US-based automotive startup Divergent 3D has unveiled a new vehicle which showcases a new a disruptive approach to car manufacturing.
At the CES 2017 expo, the company showed off the Blade – a supercar manufactured entirely using 3D printing. While this isn’t the first car to incorporate this technology into its manufacturing process, the vehicle is unique in the efficiency of its construction.
Divergent noted that the manufacturing of automobiles was incredibly energy intensive, and often would use more energy (and create more emissions) than the vehicle’s entire lifetime fuel use. This means that even if battery electric cars would become mainstream, their manufacturing process would still contribute greatly to global warming.
Therefore, the company looked into ways to make this process much more energy efficient and thus reduce its overall environmental footprint. Its eventual solution was the use of 3D printed metal parts created via a process called laser sintering which then be connected together with a series of carbon fiber rods.
Each metal piece – called a Node – would be custom made without the need for advanced and bespoke tooling, saving significant amounts of energy in the process. Once all pieces were printed, they could be assembled in as little as half an hour into a fully-functioning car frame, over which a non-structural body would be affixed.

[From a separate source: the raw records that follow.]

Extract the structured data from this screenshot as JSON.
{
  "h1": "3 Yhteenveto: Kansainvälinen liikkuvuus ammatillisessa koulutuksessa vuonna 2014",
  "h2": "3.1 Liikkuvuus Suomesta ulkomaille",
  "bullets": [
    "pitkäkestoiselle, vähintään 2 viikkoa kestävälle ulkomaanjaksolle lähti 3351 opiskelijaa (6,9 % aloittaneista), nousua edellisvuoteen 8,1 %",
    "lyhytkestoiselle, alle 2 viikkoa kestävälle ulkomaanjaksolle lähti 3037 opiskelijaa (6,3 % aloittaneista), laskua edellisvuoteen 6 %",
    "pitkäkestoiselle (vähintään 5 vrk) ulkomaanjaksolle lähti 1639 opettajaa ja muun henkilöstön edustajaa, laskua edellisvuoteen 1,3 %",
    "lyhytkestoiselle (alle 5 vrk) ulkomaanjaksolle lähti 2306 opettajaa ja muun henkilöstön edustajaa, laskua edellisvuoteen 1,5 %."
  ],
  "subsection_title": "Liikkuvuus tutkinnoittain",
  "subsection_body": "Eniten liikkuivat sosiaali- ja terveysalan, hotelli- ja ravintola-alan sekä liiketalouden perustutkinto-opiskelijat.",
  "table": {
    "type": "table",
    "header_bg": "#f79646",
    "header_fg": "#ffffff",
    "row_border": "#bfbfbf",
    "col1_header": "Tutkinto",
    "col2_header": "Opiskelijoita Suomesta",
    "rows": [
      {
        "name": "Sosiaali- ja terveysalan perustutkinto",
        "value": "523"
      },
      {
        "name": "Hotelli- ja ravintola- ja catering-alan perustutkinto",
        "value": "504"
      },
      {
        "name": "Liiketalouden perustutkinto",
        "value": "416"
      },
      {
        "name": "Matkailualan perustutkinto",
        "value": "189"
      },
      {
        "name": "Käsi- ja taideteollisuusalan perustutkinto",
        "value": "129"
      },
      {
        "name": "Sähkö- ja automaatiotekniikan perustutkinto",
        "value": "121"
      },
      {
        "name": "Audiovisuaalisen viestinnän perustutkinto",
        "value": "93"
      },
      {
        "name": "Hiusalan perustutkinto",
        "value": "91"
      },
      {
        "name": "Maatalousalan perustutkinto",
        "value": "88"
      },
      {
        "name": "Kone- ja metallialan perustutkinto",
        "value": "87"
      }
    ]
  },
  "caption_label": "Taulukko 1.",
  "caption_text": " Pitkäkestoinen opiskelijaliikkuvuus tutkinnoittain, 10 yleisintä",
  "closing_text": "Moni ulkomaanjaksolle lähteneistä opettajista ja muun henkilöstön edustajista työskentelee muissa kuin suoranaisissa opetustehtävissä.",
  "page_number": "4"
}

Beyond being energy efficient, this construction method is reportedly both lighter and stronger than current materials allow.
While the Blade supercar showed off at CES 2017 demonstrates the viability of this tech in the real world, Divergent is intent on getting larger car manufacturers to begin using its 3D printing process. To this aim, last year the company announced a new deal with French carmaker Peugeot SA Group to explore ways to use 3D printing in the mass production of its vehicles.
Reportedly the two companies entered a long-term partnership to help Peugeot save on capital and optimize its car manufacturing processes. Nonetheless, Divergent 3D will have to overcome some of the existing downsides of 3D printing – most notably the slow speed of existing market printers – before its new manufacturing process can see mainstream success.